Almost half of the women murdered in North Carolina and around the country each year lose their lives at the hands of their current or former intimate partners. The dangers faced by adult women in abusive relationships are widely recognized, but the findings of a study published on April 15 in the medical journal JAMA Pediatrics suggest that adolescent girls often face the same perils. Relationship problems among teenagers are often dismissed as just a part of growing up, but the study of police reports, medical examiner findings and coroner's records reveal that they often turn deadly.

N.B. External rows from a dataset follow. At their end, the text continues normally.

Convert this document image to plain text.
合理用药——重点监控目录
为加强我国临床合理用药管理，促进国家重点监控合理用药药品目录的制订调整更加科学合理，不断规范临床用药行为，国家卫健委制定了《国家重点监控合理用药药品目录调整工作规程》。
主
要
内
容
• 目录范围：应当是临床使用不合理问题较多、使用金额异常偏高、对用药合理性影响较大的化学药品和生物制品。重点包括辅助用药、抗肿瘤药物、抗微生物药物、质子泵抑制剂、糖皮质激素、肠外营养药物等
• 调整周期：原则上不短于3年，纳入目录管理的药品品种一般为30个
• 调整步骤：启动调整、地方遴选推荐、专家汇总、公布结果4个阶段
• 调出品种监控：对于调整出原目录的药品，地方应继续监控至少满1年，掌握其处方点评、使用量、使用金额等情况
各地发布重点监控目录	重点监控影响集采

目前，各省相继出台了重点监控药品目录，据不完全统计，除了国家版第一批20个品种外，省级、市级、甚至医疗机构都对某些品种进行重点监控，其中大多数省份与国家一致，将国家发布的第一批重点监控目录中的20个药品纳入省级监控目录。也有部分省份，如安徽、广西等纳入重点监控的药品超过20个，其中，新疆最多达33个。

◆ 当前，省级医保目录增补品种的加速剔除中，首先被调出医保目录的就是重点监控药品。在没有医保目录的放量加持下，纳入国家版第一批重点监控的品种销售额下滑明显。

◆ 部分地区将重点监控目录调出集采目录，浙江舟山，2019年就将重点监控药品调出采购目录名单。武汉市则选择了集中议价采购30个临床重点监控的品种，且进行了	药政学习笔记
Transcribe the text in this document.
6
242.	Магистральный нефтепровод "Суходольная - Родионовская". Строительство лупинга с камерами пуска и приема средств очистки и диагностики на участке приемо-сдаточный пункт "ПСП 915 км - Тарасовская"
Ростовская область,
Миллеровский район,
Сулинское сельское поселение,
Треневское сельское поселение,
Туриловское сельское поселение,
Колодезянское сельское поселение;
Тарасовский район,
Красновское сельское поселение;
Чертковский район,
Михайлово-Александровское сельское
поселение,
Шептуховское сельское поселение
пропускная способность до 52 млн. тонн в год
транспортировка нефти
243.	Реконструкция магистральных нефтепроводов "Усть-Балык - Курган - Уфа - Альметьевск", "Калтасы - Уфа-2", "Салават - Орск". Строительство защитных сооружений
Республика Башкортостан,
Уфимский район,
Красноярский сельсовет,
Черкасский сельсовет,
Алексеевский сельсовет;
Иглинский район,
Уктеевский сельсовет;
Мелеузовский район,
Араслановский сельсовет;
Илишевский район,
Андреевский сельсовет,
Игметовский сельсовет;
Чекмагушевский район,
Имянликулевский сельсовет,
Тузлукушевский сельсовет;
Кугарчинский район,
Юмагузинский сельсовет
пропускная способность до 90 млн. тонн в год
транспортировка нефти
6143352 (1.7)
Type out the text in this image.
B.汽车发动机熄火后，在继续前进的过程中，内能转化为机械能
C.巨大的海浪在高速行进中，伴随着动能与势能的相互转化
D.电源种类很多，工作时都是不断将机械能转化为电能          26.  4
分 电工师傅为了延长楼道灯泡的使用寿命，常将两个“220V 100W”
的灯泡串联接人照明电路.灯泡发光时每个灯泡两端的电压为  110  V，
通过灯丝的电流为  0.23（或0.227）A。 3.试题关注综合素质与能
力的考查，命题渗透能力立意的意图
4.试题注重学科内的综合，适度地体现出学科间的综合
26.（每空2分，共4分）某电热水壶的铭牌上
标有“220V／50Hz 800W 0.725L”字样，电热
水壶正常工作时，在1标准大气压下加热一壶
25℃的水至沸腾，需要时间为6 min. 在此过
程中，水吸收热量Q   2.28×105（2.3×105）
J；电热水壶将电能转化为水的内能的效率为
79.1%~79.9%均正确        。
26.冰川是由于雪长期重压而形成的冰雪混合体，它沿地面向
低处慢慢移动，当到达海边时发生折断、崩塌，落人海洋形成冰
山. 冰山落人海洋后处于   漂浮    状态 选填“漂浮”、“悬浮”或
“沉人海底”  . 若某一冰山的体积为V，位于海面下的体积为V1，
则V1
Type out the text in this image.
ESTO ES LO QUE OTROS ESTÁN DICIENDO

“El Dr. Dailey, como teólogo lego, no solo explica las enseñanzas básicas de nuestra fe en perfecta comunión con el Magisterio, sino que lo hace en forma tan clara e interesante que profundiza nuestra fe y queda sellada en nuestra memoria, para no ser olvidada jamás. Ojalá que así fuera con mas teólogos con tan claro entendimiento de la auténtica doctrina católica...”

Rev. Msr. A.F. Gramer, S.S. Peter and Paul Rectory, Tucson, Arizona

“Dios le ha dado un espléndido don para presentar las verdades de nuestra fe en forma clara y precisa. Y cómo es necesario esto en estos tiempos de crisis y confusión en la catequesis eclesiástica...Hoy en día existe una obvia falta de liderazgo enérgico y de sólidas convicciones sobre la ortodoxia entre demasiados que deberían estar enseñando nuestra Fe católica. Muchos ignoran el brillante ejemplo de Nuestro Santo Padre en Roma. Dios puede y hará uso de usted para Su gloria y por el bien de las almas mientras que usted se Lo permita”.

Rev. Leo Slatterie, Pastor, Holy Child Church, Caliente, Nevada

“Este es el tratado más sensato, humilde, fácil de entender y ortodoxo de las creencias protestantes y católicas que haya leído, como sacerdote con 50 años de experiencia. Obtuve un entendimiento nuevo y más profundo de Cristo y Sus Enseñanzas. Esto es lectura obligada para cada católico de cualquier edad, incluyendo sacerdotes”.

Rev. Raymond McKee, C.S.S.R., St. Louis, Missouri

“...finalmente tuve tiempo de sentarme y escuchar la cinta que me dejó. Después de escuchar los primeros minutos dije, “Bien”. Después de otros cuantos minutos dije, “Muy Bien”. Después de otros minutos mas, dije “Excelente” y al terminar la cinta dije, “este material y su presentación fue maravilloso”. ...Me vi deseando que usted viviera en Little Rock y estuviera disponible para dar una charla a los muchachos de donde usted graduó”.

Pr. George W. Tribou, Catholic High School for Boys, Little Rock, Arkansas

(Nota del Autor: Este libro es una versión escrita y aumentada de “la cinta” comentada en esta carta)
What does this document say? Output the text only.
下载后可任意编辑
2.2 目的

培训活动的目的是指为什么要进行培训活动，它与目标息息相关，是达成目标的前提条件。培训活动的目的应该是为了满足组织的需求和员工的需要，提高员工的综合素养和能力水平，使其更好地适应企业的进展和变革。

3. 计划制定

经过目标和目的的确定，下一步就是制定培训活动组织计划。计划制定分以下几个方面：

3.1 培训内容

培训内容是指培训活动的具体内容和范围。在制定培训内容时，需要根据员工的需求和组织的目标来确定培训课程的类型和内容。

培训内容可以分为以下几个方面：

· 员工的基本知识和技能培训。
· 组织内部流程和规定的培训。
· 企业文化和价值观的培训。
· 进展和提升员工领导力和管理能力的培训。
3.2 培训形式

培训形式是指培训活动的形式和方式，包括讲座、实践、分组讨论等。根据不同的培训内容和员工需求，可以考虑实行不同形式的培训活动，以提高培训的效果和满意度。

The researchers studied the cases of 150 teens killed between 2003 and 2016 by individuals who they knew intimately. A gun was used to commit the crime in 61 percent of these cases, and the perpetrator was 18 years of age or older 80 percent of the time. The most common motives for the killings were jealousy, rejection or a recent breakup. In some of the cases studied, men killed their teenage girlfriends to terminate an unwanted pregnancy or to avoid being charged with statutory rape. The research team concluded that these crimes were often committed in the heat of the moment, and many of them could have been avoided if handguns had not been so easily available.
While this is one of the first studies to look into the murder of adolescent girls by their boyfriends, previous research has revealed that violence in adolescent relationships is worryingly common. More than 6 out of 10 of the teens surveyed on the issue by the National Institute of Justice in 2017 said that they had experienced either physical, sexual or emotional abuse at the hands of an intimate partner.
Attorneys with experience in this area could seek to protect domestic violence victims by petitioning the courts to issue protective orders. These court orders place strict limits on abusers and violating them is considered a criminal offense.